Among those changes that enlarge the MDDS classification to include products that might have otherwise been unregulated are:
- Software designed to convert medical device data from one computer language to another (e.g., HL7 to XML, PDF, etc.).
- Hospital-derived software designed to have an intended use consistent with an MDDS.
- Some workflow or billing systems that transfer, store, covert, or display medical device data.
- Hardware, such as modems, that are expressly promoted as part of the system
Among those changes that enlarge the MDDS classification to include software that might otherwise have been in class II or III include:
- In the revised rule, FDA will permit flagging if done on behalf of the MDDS system, meaning to indicate that the MDDS system is malfunctioning.
- FDA dropped the limitation that would have required a premarket notification for any software that performed irreversible data compression (okay, it was still to be in class I, but having to file a premarket notification makes it like class II)
- Likewise, FDA dropped the limitation that would have required a premarket notification for any software intended for lay users.
In addition to those changes that enlarge the classification, FDA made a few changes that shrink the classification, thus potentially expanding the categories of software that might be placed in class II or III, including:
- FDA dropped the use of the word "exchange" because the agency feared use of that word would suggest that software that plays a more active role in interacting with medical devices might be swept into the MDDS category.
- In the same vein, the agency dropped the word “retrieval.”
- Likewise, FDA deleted the phrase "from a medical device.”
FDA also made numerous changes just to clarify the scope, without necessarily trying to shrink or enlarge the category, including:
- FDA tried to simplify the language by replacing the cumbersome phrase "real-time, active, or online patient monitoring" with simply "not intended to be used in connection with active patient monitoring". The goal was to express more succinctly the passive role MDDS devices play in comparison to an active decision-making function.

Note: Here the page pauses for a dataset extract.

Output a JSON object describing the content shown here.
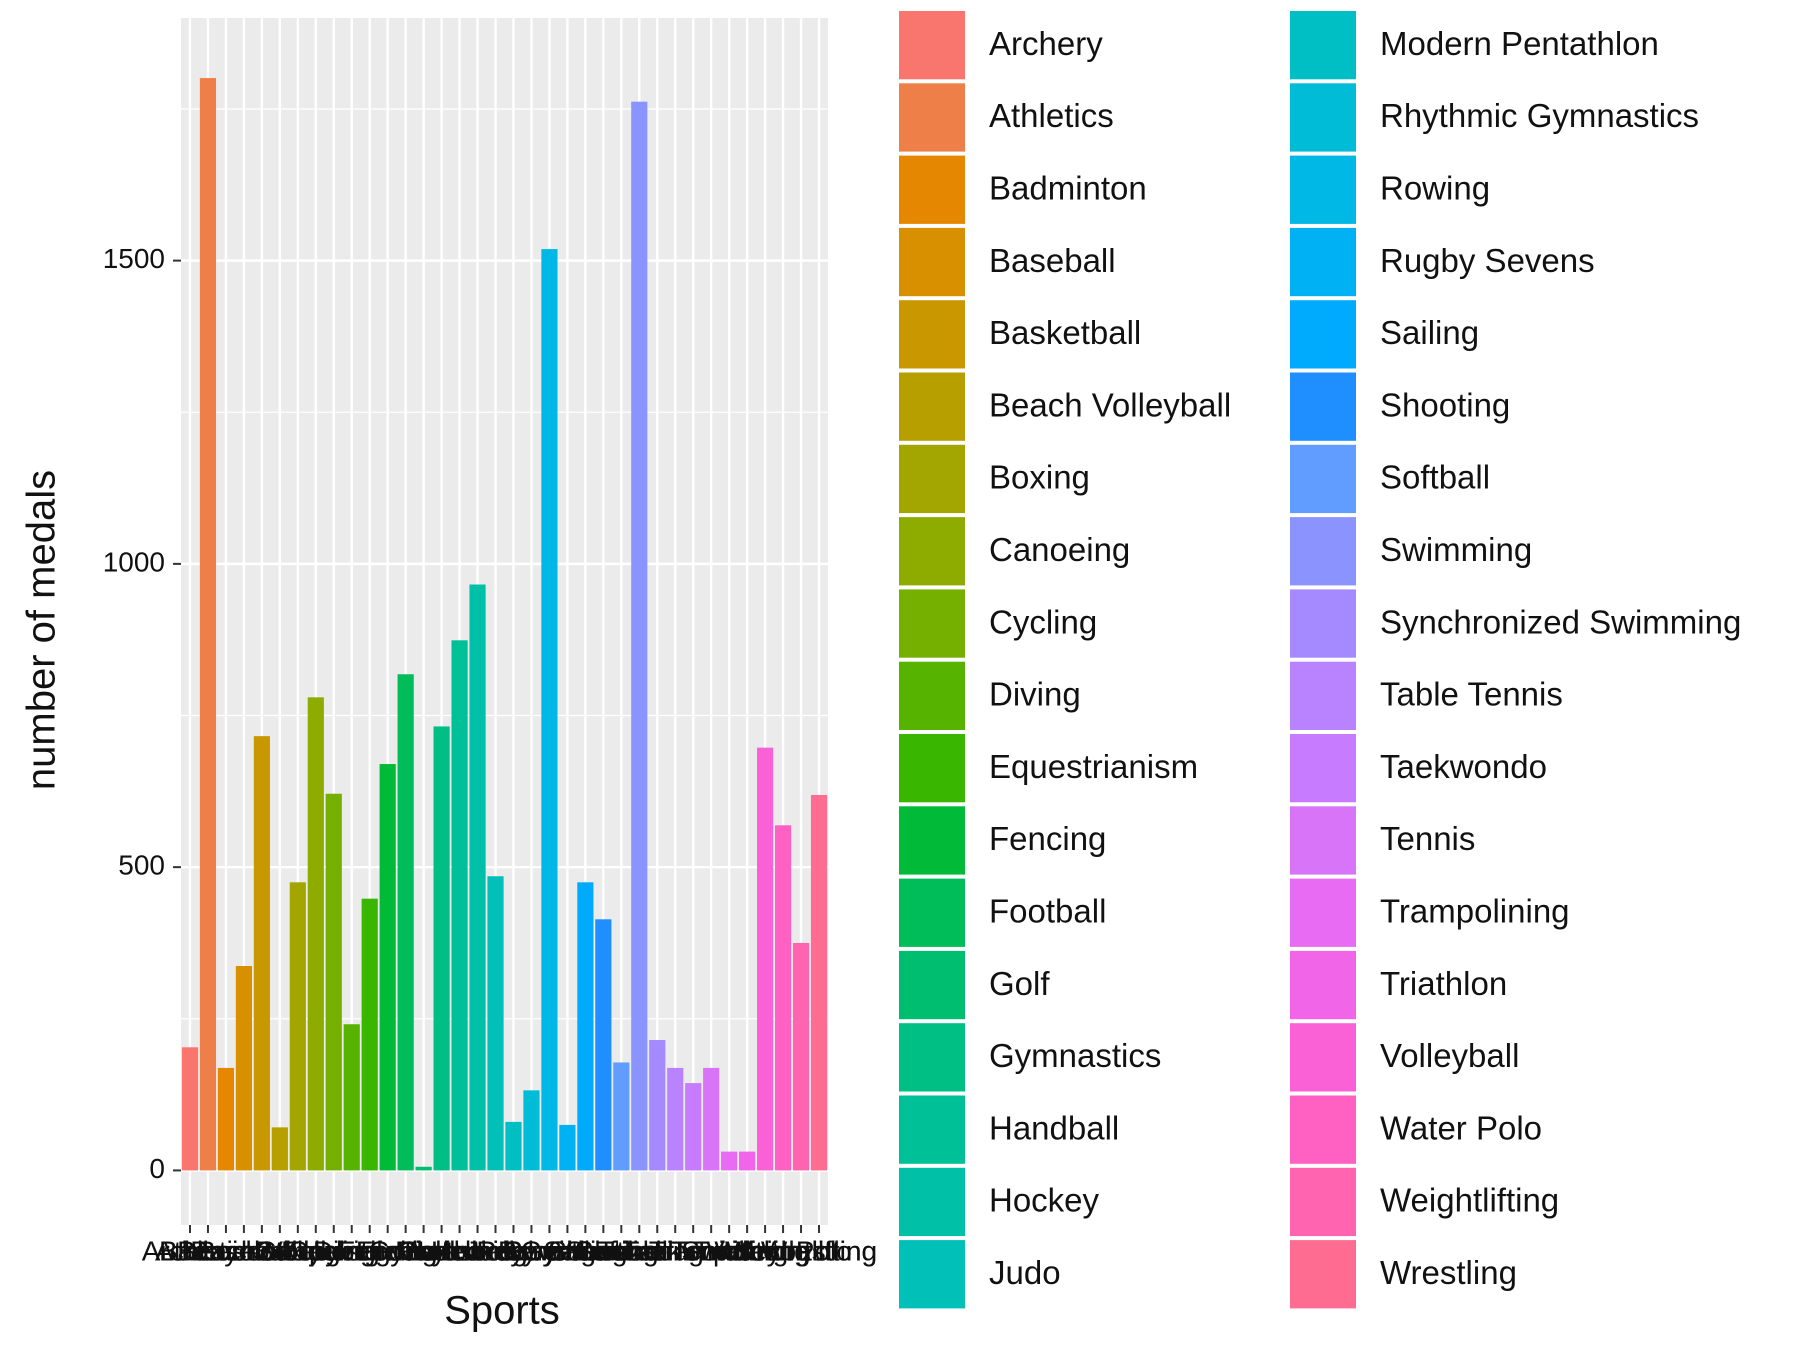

- FDA also clarified that it does not matter whether the medical device data flow to or from the system.
- While it may have been implied in the proposal, the agency expressly states that the category does not include software that calls for manual data entry. The defining characteristic of the MDDS classification is the automatic flow of medical device data into the system. Unfortunately, the agency doesn't define medical device data very precisely, leaving us to infer that it is somehow bits and bytes that automatically flow out of a regulated medical device.